In the case of solid materials with calorific value the main path is syngas production. CSM has chosen pyro-gasification, as the process for the valorization of waste as energy. Example consists in the plastic waste and automotive shredder residue (ASR) pyro-gasification process. Experimental campaigns were conducted at CSM on a pilot plant with a capacity to treat 100 kg/h of waste.

The syngas can be used in several different ways: the choice depends on the characteristics of the installation site and on the specific user requirements. For example, in the case of a plant installed far away from existing industries and for users who prefer simple, compact and easily managed plants, a good solution is to use an ORC (Organic Rankine Cycle) to produce both electrical and thermal energy (fig. 3). On the other hand, a gasifier plant can be integrated into an existing industrial facility (for instance a chemical or petrochemical plant) where the syngas can be directly utilized in existing processes.
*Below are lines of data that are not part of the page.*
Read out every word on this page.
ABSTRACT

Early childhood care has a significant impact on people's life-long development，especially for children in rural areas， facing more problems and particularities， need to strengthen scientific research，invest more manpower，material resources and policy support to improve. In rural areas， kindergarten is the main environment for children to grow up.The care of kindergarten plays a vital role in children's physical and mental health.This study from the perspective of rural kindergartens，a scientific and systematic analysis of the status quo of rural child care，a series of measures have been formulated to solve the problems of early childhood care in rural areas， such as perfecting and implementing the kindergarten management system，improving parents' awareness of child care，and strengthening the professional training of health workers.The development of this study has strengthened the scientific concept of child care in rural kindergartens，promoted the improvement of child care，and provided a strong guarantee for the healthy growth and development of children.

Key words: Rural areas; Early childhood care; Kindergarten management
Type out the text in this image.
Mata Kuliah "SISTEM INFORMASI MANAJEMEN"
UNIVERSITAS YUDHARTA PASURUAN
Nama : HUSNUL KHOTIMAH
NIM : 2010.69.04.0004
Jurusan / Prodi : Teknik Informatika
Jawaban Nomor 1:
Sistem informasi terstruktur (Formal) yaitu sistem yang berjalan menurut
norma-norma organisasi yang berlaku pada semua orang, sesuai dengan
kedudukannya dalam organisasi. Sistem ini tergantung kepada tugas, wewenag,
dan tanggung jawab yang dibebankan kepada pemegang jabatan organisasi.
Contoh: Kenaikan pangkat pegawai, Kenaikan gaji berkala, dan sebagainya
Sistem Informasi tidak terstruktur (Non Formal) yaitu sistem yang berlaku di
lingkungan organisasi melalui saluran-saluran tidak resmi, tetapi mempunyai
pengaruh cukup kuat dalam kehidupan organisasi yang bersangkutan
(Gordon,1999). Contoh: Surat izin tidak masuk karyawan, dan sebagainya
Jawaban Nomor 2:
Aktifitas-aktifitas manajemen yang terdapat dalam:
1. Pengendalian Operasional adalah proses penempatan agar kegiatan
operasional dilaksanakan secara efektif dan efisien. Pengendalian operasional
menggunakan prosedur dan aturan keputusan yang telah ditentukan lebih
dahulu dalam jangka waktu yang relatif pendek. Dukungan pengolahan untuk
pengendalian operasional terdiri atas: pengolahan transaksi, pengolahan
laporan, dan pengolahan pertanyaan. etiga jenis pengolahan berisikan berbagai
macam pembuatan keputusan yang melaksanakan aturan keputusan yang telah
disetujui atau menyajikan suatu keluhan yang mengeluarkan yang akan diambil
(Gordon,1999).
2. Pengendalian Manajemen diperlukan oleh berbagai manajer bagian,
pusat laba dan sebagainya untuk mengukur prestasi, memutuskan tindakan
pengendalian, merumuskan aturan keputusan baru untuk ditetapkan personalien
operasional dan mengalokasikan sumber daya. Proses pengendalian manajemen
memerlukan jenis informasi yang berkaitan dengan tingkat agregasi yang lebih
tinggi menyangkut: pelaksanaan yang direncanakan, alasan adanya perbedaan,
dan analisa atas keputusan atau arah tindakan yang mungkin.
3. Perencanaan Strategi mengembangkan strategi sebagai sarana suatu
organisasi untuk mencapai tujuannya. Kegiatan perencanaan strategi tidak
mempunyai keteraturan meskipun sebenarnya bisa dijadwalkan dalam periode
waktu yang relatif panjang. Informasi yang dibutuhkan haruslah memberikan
The plasma torches reactor developed by the CSM is based on the principle of "Twin torch" (anode and cathode transferred arc) and use of Argon as plasmogenic media. This technology has been applied for hazardous waste (organic or inorganic as PCB, asbestos, fly ash from thermal treatment). The high temperature obtained in the reactor allows the melting of materials treated and the subsequent inert residue and the desired particle size, suitable for new uses (fig. 2).

Several prototypes of plasma torches plant based on the CSM patented technologies, have been built adapting the entire structure of the plant to the type and quantity of waste requirements by end customer (fig. 4).


The two available technologies have been integrated in a cost-effective way for the volume reduction and inertization of industrial sludges. As a matter of fact sludges are composed mostly of water, organic (POP-persistent organic pollutants) and inorganic (heavy metals) dangerous components. The pilot plant consisting in two units was developed and built at CSM (fig. 6). The experimental campaign performed at CSM confirm the proposed approach can overcome some of the problems of current existing technologies: complex process control, low energy value syngas, off gas with high content of dust and pollutants, high concentration of residual carbon in the process ash, residuals that in any case require to be notified , because it is hazardous or has the potential to cause environmental damage.